La Vaasie ressemblait bien à un vestige du temps où les races douées de raison n’habitaient pas encore le monde. Un vestige d’une époque où aucune créature ne sillonnait les terres, comme si le reste de l’univers avait évolué en laissant la Vaasie à la traîne.

— Un pays perdu, commenta Jarlaxle en posant les yeux sur son ami.

L’assassin soutint ce regard. Le drow constata avec étonnement qu’Entreri avait compris à quoi il faisait allusion.

— Qu’est-ce que tu vois, quand tu observes tout ça ? s’enquit Jarlaxle.
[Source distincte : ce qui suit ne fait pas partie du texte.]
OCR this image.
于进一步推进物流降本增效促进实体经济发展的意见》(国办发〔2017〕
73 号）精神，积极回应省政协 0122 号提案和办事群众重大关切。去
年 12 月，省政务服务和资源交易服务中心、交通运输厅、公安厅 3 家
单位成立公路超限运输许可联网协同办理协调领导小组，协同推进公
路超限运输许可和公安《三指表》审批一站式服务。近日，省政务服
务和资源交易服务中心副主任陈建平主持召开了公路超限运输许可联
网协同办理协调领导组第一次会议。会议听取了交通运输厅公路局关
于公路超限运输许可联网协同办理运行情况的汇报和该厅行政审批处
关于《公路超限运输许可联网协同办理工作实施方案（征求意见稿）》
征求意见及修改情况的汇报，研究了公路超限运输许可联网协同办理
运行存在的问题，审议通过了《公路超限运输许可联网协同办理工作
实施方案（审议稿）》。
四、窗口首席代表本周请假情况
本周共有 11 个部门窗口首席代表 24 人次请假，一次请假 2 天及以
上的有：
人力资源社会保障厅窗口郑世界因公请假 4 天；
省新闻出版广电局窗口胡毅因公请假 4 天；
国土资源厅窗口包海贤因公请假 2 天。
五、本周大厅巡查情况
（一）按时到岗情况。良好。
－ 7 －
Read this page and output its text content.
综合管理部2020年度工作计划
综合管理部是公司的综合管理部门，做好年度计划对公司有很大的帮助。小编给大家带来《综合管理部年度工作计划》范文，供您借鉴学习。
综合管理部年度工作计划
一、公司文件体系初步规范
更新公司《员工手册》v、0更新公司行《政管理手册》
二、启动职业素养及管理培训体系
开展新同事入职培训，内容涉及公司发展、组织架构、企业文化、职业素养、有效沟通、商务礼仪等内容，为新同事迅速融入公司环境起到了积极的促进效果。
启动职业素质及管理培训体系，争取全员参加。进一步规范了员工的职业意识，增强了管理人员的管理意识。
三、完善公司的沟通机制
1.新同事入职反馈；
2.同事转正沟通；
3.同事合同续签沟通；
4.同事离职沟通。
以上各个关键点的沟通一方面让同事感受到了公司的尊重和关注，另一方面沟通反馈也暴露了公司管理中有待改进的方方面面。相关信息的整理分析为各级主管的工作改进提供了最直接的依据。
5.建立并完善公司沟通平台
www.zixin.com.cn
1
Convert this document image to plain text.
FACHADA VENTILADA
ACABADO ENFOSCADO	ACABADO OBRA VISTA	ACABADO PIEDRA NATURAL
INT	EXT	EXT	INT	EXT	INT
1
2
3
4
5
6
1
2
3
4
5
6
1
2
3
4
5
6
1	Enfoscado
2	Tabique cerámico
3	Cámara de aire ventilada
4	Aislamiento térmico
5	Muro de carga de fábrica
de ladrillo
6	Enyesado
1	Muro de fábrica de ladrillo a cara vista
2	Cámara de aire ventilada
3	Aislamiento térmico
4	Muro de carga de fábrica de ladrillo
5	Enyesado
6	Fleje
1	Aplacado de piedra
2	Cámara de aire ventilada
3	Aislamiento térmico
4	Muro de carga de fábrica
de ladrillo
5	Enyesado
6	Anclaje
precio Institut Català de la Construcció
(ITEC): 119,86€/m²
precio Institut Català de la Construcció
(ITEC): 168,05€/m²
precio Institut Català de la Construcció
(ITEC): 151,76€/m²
Un potentiel gâché ? Des terres arides qui devraient être fertiles ? La mort là où il devrait y avoir la vie ?

— La réalité, répondit Artémis Entreri d’un ton détaché.

Il se retourna et foudroya le drow du regard, avant de poursuivre son chemin.

 

* * *

 

Jarlaxle perçut l’hésitation dans la voix d’Entreri, il le sentit déstabilisé. Et il connaissait l’origine de ce trouble, car il avait joué un rôle majeur dans le fait que la flûte d’Idalia se retrouve dans la main d’Artémis Entreri.

Il s’attarda un moment contre la muraille, le temps de s’imprégner de la scène qui se déployait sous ses yeux. Il se rappela la nuit qui venait de s’écouler et pensa à son ami toujours maussade.

Que pouvait faire l’elfe noir pour dominer la première, revivre la deuxième et changer le troisième ?

Il fallait toujours qu’il réfléchisse, qu’il se pose mille questions.